Square Enix, développeur et éditeur emblématique de l’industrie, ramène 2 titres historiques sur la nouvelle console de Nintendo. On examine ici une compilation massive regroupant le dixième épisode canonique, sa suite directe, ainsi que les contenus additionnels sortis ultérieurement.
Un pèlerinage qui ne manque pas d’esprit
L’histoire nous plonge au cœur de Spira, un monde dominé par la peur de Sin, une entité cyclique et destructrice. On y suit Tidus, star d’un sport aquatique appelé Blitzball, qui se retrouve propulsé hors de son époque après un mystérieux cataclysme. Il croise alors la route de Yuna, une jeune invocatrice entamant un pèlerinage périlleux. Le récit aborde avec justesse des thèmes matures comme le deuil, la manipulation religieuse et les discriminations technologiques. Si la belle alchimie entre les gardiens de Yuna et la profondeur de la mythologie portent efficacement le ton dramatique, la narration souffre tout de même de dialogues au rythme inégal et d’une mise en scène parfois rigide.

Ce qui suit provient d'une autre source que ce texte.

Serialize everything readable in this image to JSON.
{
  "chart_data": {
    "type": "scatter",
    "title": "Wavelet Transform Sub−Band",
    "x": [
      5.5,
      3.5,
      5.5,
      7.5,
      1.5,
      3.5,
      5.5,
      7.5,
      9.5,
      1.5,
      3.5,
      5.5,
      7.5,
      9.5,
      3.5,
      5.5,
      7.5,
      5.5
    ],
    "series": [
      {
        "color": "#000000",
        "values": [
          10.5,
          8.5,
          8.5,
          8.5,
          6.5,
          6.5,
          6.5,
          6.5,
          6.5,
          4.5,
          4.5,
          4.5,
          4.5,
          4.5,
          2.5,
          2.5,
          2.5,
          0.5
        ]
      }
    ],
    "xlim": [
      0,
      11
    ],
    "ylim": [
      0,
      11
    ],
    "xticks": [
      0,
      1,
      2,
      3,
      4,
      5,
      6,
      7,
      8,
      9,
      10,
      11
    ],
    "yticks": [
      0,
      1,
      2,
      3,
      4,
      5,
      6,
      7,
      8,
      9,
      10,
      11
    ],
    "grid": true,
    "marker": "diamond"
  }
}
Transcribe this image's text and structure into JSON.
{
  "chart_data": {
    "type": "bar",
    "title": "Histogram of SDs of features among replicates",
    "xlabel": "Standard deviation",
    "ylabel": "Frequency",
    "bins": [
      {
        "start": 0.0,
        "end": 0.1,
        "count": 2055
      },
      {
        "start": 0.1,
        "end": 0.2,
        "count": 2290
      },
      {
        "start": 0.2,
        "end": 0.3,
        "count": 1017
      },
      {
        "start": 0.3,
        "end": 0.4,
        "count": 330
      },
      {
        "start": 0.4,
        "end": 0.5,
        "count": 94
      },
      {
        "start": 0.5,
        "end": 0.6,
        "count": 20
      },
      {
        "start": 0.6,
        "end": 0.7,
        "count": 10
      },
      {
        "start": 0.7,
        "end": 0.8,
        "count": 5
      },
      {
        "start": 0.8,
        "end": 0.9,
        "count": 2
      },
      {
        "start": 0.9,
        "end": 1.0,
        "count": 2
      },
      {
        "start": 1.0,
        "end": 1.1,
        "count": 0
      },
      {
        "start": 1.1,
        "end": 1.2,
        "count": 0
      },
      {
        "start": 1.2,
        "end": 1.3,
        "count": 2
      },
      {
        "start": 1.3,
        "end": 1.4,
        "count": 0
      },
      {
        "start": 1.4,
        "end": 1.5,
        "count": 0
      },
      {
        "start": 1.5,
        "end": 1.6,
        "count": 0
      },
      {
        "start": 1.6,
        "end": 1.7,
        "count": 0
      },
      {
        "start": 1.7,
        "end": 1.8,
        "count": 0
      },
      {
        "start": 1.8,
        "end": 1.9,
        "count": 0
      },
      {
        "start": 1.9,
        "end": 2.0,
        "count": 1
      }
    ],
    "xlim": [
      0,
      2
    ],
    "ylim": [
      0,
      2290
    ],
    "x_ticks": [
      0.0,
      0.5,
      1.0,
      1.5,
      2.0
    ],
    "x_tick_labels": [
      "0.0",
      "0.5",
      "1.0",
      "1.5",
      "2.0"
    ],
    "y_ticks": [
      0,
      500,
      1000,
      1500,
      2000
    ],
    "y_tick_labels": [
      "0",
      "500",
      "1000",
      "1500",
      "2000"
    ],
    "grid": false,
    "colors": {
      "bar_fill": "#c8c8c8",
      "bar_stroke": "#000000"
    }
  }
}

La suite directe opère, quant à elle, un virage à 180 degrés. L’ambiance, désormais très imprégnée de culture J-Pop, se fait nettement plus légère. Fini le devoir solennel, Yuna devient une pétillante chercheuse de reliques aux côtés de ses amies Rikku et Paine. Ce décalage thématique divise fortement. D’un côté, il est fascinant d’explorer les retombées politiques du premier opus et de voir de nouvelles factions lutter pour le pouvoir. De l’autre, les dialogues manquent souvent de profondeur et versent dans la comédie facile, jurant avec les enjeux vitaux d’autrefois. Si cette frivolité s’explique logiquement par la libération d’un monde longtemps oppressé, l’exécution narrative manque parfois cruellement de subtilité.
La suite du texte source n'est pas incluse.